東京高等裁判所 昭和54年(行ケ)105号 判決
一 請求の原因一ないし三の事実は、当事者間に争いがない。
そこで、審決にこれを取り消すべき違法の点があるかどうかについて検討する。
二 審決は、本件発明が引用例に記載された発明と同一であるとする理由として、まず、引用例にはPPOとPSとの混合物が熱可塑性樹脂組成物として記載されている、すなわち、引用例にはPPOとPSとの熱可塑性組成物がそのまま記載されているという点をあげている。
成立について争いのない甲第三号証(引用例)によれば、引用例である米国特許第三〇六三八七二号明細書には、写真係、技術データ等の記録、書類及び再生に有用な組成物及びそれから作られた物品に関する発明が記載されており、そのような組成物として、引用例のクレーム1には審決認定のとおりのものが記載され、これを説明して、引用例の第一欄一二~一八行目及び第四欄九~一七行目にはそれぞれ審決認定のとおりのことが記載されているところであつて、そこに「PPOとPSの混合物」なる概念が用いられていることは明らかである。しかしながら、右指摘の各部分において、「PPOとPSの混合物」なる概念は、オルガノポリシロキサン(POSi)とアリール重合体とを含んでなる最終目的物の組成物の発明を特定しあるいは説明するに際し、オルガノポリシロキサンと混合さるべきアリール重合体の成分を特定するための手段として用いられているものにすぎず、オルガノポリシロキサンとアリール重合体とを含んでなる組成物と関係付けることなく、これとは独立して発明としての意味を有する「PPOとPSの混合物」なる物質が開示されているということは到底いえないところである。その他引用例の記載を精査しても、PPOとPSの混合物をもつて熱可塑性組成物であることを開示しているとするに足る記載を見出すことはできない。

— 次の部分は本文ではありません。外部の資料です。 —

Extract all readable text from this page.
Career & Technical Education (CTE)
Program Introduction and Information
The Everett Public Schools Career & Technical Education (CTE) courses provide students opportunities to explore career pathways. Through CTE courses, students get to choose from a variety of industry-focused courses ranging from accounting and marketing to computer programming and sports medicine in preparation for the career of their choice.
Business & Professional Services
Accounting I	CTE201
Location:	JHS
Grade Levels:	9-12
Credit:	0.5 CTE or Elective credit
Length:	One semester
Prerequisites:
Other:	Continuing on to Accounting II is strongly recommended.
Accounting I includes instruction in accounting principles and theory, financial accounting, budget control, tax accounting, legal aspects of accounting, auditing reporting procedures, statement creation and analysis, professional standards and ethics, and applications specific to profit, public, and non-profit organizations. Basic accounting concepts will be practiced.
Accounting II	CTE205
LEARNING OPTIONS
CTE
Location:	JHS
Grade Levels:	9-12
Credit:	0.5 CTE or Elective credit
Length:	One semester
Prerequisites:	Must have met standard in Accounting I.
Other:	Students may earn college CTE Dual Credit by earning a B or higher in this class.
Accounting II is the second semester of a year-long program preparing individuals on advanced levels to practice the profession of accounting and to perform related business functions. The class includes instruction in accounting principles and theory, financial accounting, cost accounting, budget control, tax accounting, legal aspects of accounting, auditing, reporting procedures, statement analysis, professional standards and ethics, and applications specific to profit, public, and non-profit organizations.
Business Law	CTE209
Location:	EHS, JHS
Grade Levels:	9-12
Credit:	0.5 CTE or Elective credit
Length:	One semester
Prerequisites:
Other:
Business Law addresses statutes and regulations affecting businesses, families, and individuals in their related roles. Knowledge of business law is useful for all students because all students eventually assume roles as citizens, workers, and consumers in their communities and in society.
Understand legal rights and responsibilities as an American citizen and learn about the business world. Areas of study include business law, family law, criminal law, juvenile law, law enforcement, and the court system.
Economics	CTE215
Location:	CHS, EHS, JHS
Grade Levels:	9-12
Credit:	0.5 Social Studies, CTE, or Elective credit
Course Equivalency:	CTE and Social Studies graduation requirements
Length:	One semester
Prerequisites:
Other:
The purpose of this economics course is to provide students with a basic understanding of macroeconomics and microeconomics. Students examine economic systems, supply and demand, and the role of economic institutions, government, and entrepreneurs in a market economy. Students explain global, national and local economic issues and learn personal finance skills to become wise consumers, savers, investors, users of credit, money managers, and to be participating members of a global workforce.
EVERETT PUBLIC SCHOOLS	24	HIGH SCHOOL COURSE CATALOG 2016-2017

してみれば、引用例にはPPOとPSとの混合物が熱可塑性樹脂組成物として記載されているとして、このことを根拠に本件発明を引用例記載の発明と同一であるとした審決の判断は誤つているものといわなければならない。
三 審決は、本件発明をもつて引用例に記載された発明と同一であるとする理由として、次に、本件発明の組度物にはPPOとPSとの他に第三成分として少量の例えば一〇%又はそれ以上のPOSiを含む組成物をも含んでいると解されるという点をあげている。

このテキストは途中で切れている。